Has Greenspan lost his touch?
News Analysis: The famed chairman of the US Fed and doyen of central bankers is facing his toughest challenge
Saturday 10 October 1998
Mr Greenspan, in his capacity as Fed chairman, has primary responsibility for determining interest rates in the US, the world's most powerful economy. As a result, he has the world's stock markets hanging on to his every word.
In recent weeks his words have taken on almost talismanic significance as traders look for clues to help make some sense of the chaos all round them.
The markets surged following a Greenspan speech in which he was interpreted as saying that a co-ordinated cut in world interest rates was on its way. Then they tumbled when the Fed chairman said that wasn't what he'd meant at all.
Investors were cheered when he hinted that, although a co-ordinated rate cut was unlikely, the US could still unilaterally cut rates. But then there was bitter disappointment last week when the 0.25-point cut announced by the Fed was less than the markets had hoped for. This week, the jazz- loving Fed chairman was at it again, hinting that a second cut in US rates was on the cards.
Many traders believe Mr Greenspan is capable both of single-handedly halting the market turmoil, or of plunging the world into a 1930s-style depression. The central banker from Brooklyn is indeed under some pressure.
The septuagenarian Fed chairman, who has made the obfuscatory language of central bankers into something of an art form, started in the private sector running his own economic consultancy.
He moved into politics in the late 1960s as a research director in the Nixon administration, and in 1987 he was appointed chairman of the Fed - just two months before the October stock market crash.
It was a fiery baptism, but Mr Greenspan was, at the time, thought to have handled it well. He moved swiftly to soothe markets and ease monetary policy in the aftermath, and then in 1988 began raising interest rates to stave off the threat of rising inflation.
He is famed for his willingness to strike pre-emptively when he sees inflation risks. "If you wait to see the whites of the eyes of inflation, then it's too late," is one of Mr Greenspan's favourite phrases.
The Fed chairman is often credited with nurturing the long bull run enjoyed by US stocks through much of the 1990s, and his deep knowledge of the US economy impresses many, including Baroness Thatcher. Indeed, Lady Thatcher was said to be so impressed with Mr Greenspan's handle on the economy that, on her return from a trip to the US, she berated Robin Leigh-Pemberton, then Bank of England governor, for what she saw as the paucity of his economic understanding.

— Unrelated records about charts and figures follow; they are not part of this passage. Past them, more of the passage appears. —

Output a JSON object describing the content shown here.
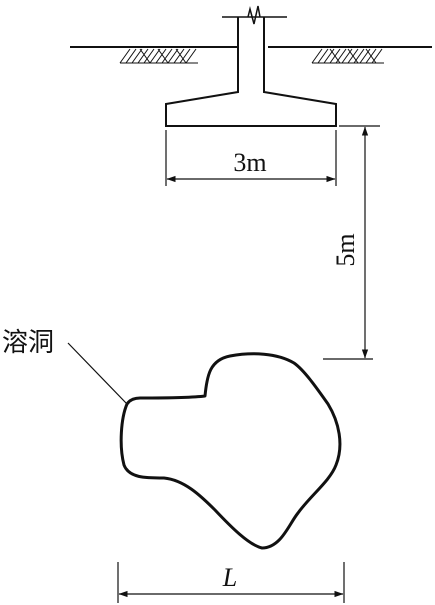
{
  "labels": {
    "width_dim": "3m",
    "depth_dim": "5m",
    "cave": "溶洞",
    "cave_span": "L"
  },
  "colors": {
    "stroke": "#111111",
    "background": "#ffffff"
  }
}
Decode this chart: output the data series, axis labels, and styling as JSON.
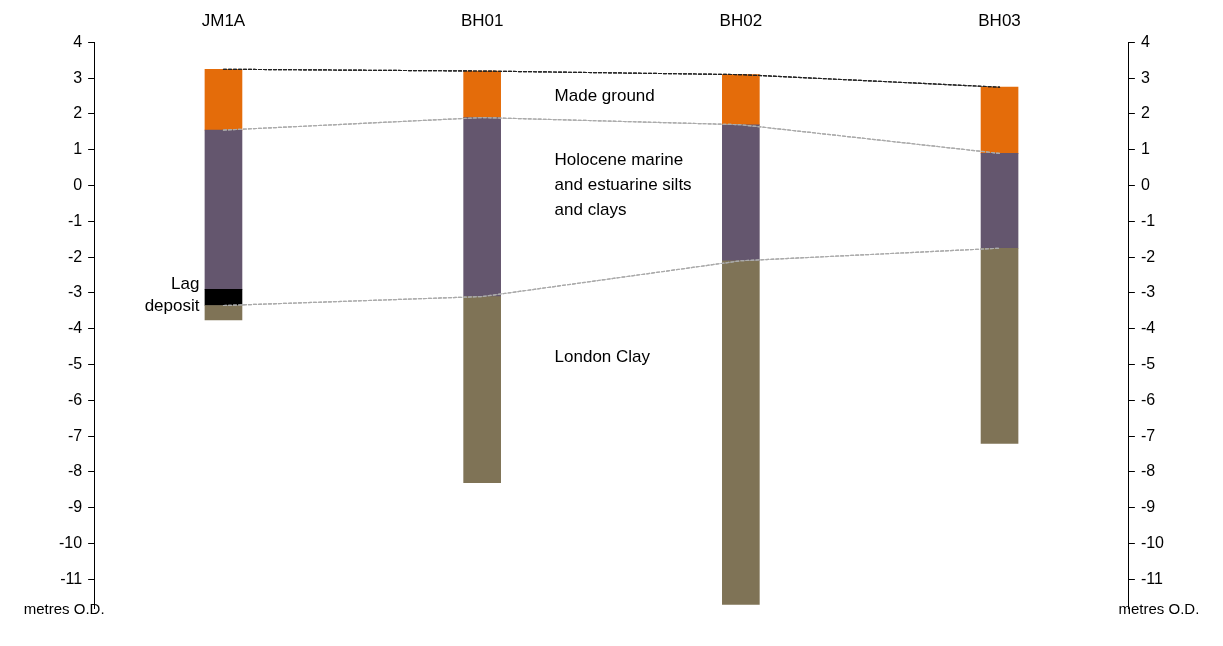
{
  "chart_data": {
    "type": "bar",
    "categories": [
      "JM1A",
      "BH01",
      "BH02",
      "BH03"
    ],
    "series": [
      {
        "type": "line",
        "color": "#222222",
        "line_style": "dashed",
        "marker": "none",
        "values": [
          3.25,
          3.2,
          3.1,
          2.75
        ]
      },
      {
        "type": "line",
        "color": "#aaaaaa",
        "line_style": "dashed",
        "marker": "none",
        "values": [
          1.55,
          1.9,
          1.7,
          0.9
        ]
      },
      {
        "type": "line",
        "color": "#aaaaaa",
        "line_style": "dashed",
        "marker": "none",
        "values": [
          -3.35,
          -3.1,
          -2.1,
          -1.75
        ]
      },
      {
        "color": "#7f7356",
        "base": [
          -3.75,
          -8.3,
          -11.7,
          -7.2
        ],
        "values": [
          0.4,
          5.2,
          9.6,
          5.45
        ]
      },
      {
        "color": "#000000",
        "base": [
          -3.35,
          null,
          null,
          null
        ],
        "values": [
          0.45,
          null,
          null,
          null
        ]
      },
      {
        "color": "#64566e",
        "base": [
          -2.9,
          -3.1,
          -2.1,
          -1.75
        ],
        "values": [
          4.45,
          5.0,
          3.8,
          2.65
        ]
      },
      {
        "color": "#e46c0a",
        "base": [
          1.55,
          1.9,
          1.7,
          0.9
        ],
        "values": [
          1.7,
          1.3,
          1.4,
          1.85
        ]
      }
    ],
    "annotations": [
      "Made ground",
      "Holocene marine and estuarine silts and clays",
      "London Clay",
      "Lag deposit"
    ],
    "ylim": [
      -11.8,
      4
    ],
    "yticks": [
      -11,
      -10,
      -9,
      -8,
      -7,
      -6,
      -5,
      -4,
      -3,
      -2,
      -1,
      0,
      1,
      2,
      3,
      4
    ],
    "y2lim": [
      -11.8,
      4
    ],
    "y2ticks": [
      -11,
      -10,
      -9,
      -8,
      -7,
      -6,
      -5,
      -4,
      -3,
      -2,
      -1,
      0,
      1,
      2,
      3,
      4
    ],
    "ylabel": "metres O.D.",
    "y2label": "metres O.D."
  }
}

But Mr Greenspan's reputation as the doyen of central bankers is starting to look a bit shaky. Revisionists have been less complimentary about his actions in 1987 than the pundits were at the time. Some now even blame the Fed chairman for the subsequent inflationary boom.
There have also been some well-publicised slip-ups along the way, such as his famous "irrational exuberance" speech of December 1996 which failed to dampen booming world stock markets.
Perhaps most importantly, the markets are now starting to question Mr Greenspan's ability to handle the current crisis. His move to cut interest rates last week failed to inspire the markets, and the Fed chairman now finds himself in the position he always sought to avoid - having to react to economic developments rather than make his favoured pre-emptive strikes.
The financial world is waiting anxiously for Mr Greenspan's next step, and investors are hoping he will prove that he has not lost his magic touch.